Он не договорил, опустил глаза, крепко пожал ей руку. Уйти теперь! Уйти! А он все еще колеблется, словно не в силах оторвать ног от камней тротуара, и Ирена все стоит, смотрит ему в лицо, будто ждет чего-то; летели секунды. Ему казалось, горло свело от жалости и тоски — по ней, по себе, по всему. Будет война… Он чуть не задохнулся. С силой вдохнул воздух и прижал Ирену к себе, как давно когда-то, не обращая внимания на то, что их видят прохожие, — все ему было безразлично, все развеялось в этот краткий миг, в это сумасшедшее, жестокое, головокружительное мгновенье признания; казалось, время остановилось и ты пронесся через вселенную отчужденности к ней, в одну эту секунду, когда к губам твоим прижались теплые губы. Милая моя, я никогда не переставал любить тебя, ты… Это безумие, я знаю… И она прильнула к нему, провела по его лицу своими трепетными пальцами, в глазах ее сверкали слезы. Она не скрывала их.

И разом все кончилось, они в испуге отстранились друг от друга.

Конец — оставалось лишь разойтись.

Брих повернулся и, сунув руки в карманы, стиснув зубы, не оглядываясь, торопливо пошел прочь.

9

На хрустальной вазе значилась марка завода «Тайхман и сыновья». Когда-то она предназначалась в дар иностранному благодетелю, и по приказу владельца завода ее выгранил лучший гранильщик Вацлав Страка-младший. Великолепное изделие шлифовального искусства, вызвавшее немало разговоров. В конце концов ваза очутилась на ночном столике в пражской гарсоньерке Бориса.

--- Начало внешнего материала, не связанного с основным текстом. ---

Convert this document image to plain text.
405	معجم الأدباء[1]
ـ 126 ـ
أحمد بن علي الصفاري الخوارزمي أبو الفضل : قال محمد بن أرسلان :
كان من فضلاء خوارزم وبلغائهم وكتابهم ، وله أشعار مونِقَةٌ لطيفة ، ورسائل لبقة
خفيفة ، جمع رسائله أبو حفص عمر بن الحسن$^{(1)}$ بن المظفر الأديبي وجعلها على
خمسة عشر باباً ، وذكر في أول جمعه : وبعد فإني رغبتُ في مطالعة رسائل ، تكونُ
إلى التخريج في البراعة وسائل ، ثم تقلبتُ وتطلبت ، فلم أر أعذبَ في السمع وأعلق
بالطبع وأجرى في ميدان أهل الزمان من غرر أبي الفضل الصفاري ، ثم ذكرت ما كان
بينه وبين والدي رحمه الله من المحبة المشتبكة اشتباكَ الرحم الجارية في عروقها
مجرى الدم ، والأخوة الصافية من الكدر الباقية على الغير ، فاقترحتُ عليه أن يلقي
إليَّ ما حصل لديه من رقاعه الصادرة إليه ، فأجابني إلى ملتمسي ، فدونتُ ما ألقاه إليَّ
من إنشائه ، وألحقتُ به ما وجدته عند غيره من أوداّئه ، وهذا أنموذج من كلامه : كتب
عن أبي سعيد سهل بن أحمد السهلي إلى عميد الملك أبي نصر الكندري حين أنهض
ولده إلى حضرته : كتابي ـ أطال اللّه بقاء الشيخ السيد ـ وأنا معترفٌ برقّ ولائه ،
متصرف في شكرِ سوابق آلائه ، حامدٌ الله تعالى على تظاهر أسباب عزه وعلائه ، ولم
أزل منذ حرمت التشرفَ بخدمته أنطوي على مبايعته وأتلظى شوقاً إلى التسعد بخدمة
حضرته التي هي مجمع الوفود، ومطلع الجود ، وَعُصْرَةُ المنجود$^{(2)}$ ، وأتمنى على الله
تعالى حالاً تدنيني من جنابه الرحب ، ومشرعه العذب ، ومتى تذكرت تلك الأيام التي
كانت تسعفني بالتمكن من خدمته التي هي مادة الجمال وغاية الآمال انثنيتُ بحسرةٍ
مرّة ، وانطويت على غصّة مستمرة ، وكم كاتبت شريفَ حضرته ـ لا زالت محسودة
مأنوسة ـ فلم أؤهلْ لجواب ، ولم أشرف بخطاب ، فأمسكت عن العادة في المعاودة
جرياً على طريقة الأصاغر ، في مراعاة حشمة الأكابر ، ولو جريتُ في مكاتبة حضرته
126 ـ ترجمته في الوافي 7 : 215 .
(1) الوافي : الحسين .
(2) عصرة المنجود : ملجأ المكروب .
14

Унизительная сцена в субботнюю ночь лишила Бориса привычного равновесия. Все воскресенье он метался в четырех стенах своего студенческого жилья. Борис любил эту «берлогу», обставленную по его вкусу: модерная мебель, центральное отопление, яркий ковер с дорожкой перед тахтой, у окна превосходная радиола с богатым набором пластинок свинг-музыки, которую он страстно любил; на стенах несколько картин сюрреалистов — Борис их не понимал, но его восхищал интерес, возбуждаемый ими у многочисленных посетителей. И — увеличенная фотография седовласой стареющей красавицы. Даже в опьянении гость не смел хоть словом коснуться этого портрета: то было изображение матери Бориса Тайхмана. Стены небольшой прихожей были обиты пробкой и оклеены этикетками иностранных вин и сигарет всевозможных марок; на комоде возвышалась стопка иллюстрированных цветных журналов, привезенных из Франции и Америки, в том числе — несколько порнографических. Эти журналы тоже предоставлялись всегда к услугам гостей Бориса.

Приятная обстановка!

И все же в это воскресенье Борис томился здесь, ничто его не радовало. Стократно переживал он унижение, испытанное накануне. Ощущение было почти физическим. «Трус!» Это словечко свистело в ушах, обжигало глаза слезами, сверлило мозг, словно шилом. Он видел перед собой лицо Ража, его мощную руку, которая трясла его, как мокрую собачонку, и в бессильной злобе метался по комнате, как раненый зверь. И о ней он думал, об этой недотроге из Яворжи! Флирт и позорное завершение, ничего больше! Это она во всем виновата. Фабричная оборванка, сестра того самого коммуниста, который теперь распоряжается на его фабрике! В последний раз Борис видел Вацлава, съездив домой, когда родителей переселяли из виллы в домишко садовника. Нет больше родного дома! Вспоминая слезы матери, когда она прощалась со своей комнатой — чудесной, теплой комнатой, по которой он, Борис, бегал малышом, комнатой, полной удивительных сказок и песен, — он кусал себе губы. Воспринимал это как осквернение памяти матери. Председатель фабричного совета! Борис воображал, как теперь этот Вацлав Страка расположился в конторе стекольной фабрики, украденной и национализированной с его помощью; как он раздувается от чувства собственной значительности. А его сестра-то! Борис непрестанно думал об этом, и ему казалось, будто гнев его стекает в единое русло.